The Australian dollar is strong this morning. Not only is it holding above 72 cents while the US dollar is again strong and back up near one-year highs against the major currencies, it is itself much stronger against the euro, the pound, the yen and the Kiwi over the past week.
That strength flies in the face of still weak commodity prices. Copper made a fresh six-year low at just $2.05 a pound on Friday night, crude oil reversed early week strength to close weaker, and concerns about the global economy remain. Yet the Australian dollar is finding the buyers once again.
Westpac strategist Robert Thompson neatly summarised what might be driving the Aussie recent resurgence with a chart in the bank’s latest Forex Focus publication.

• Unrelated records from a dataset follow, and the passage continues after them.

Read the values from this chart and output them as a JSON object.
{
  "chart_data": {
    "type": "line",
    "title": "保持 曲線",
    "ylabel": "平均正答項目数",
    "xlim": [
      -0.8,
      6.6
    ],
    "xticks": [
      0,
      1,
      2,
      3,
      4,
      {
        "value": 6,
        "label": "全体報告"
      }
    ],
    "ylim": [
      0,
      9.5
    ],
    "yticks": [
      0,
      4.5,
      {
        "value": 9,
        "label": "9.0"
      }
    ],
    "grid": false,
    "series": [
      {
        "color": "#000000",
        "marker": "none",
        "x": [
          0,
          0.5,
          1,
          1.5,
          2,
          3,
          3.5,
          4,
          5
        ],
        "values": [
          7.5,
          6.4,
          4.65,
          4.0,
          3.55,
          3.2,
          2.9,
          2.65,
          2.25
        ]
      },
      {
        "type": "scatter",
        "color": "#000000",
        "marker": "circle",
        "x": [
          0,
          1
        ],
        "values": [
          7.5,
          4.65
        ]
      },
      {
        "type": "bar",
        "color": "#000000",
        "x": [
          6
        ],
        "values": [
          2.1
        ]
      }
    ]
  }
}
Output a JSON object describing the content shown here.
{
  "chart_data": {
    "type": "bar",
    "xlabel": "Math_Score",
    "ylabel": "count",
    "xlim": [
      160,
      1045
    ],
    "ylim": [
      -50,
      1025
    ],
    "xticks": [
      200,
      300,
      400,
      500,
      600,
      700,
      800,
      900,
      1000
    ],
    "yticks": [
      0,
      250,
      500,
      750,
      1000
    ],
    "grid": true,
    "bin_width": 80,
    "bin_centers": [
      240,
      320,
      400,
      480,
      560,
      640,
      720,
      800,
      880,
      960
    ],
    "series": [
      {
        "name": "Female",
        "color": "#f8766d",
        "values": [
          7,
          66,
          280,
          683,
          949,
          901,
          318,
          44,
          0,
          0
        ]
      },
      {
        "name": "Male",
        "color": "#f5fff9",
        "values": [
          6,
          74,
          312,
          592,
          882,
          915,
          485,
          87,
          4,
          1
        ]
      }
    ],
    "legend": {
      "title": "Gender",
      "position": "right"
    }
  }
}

In a world of zero or negative rates, quantitative easing and market uncertainty, Thompson highlighted that Australian bonds have become much more attractive lately as yields have risen faster than competing markets.
Australian bond yields have risen since the RBA kept rates on hold at November’s meeting. Relative to off shore the rise has been striking, with 10 year Commonwealth government bond yields now 67bp above those in the US and 190bp above the average of other AAA-rated nations. While current levels are not overly cheap for bond investors, the movement wider is a shift in the right direction toward encouraging new inflows into the AUD bond market.
In the current environment that is likely, at the very least, to discourage selling. Less sellers opens up the chance for the very rally the Aussie dollar has experienced over the past week.
How far it can rally with commodities weak and the US dollar strong is open for debate. But over the past week, the Aussie has broken both a one- and a 15-month downtrend.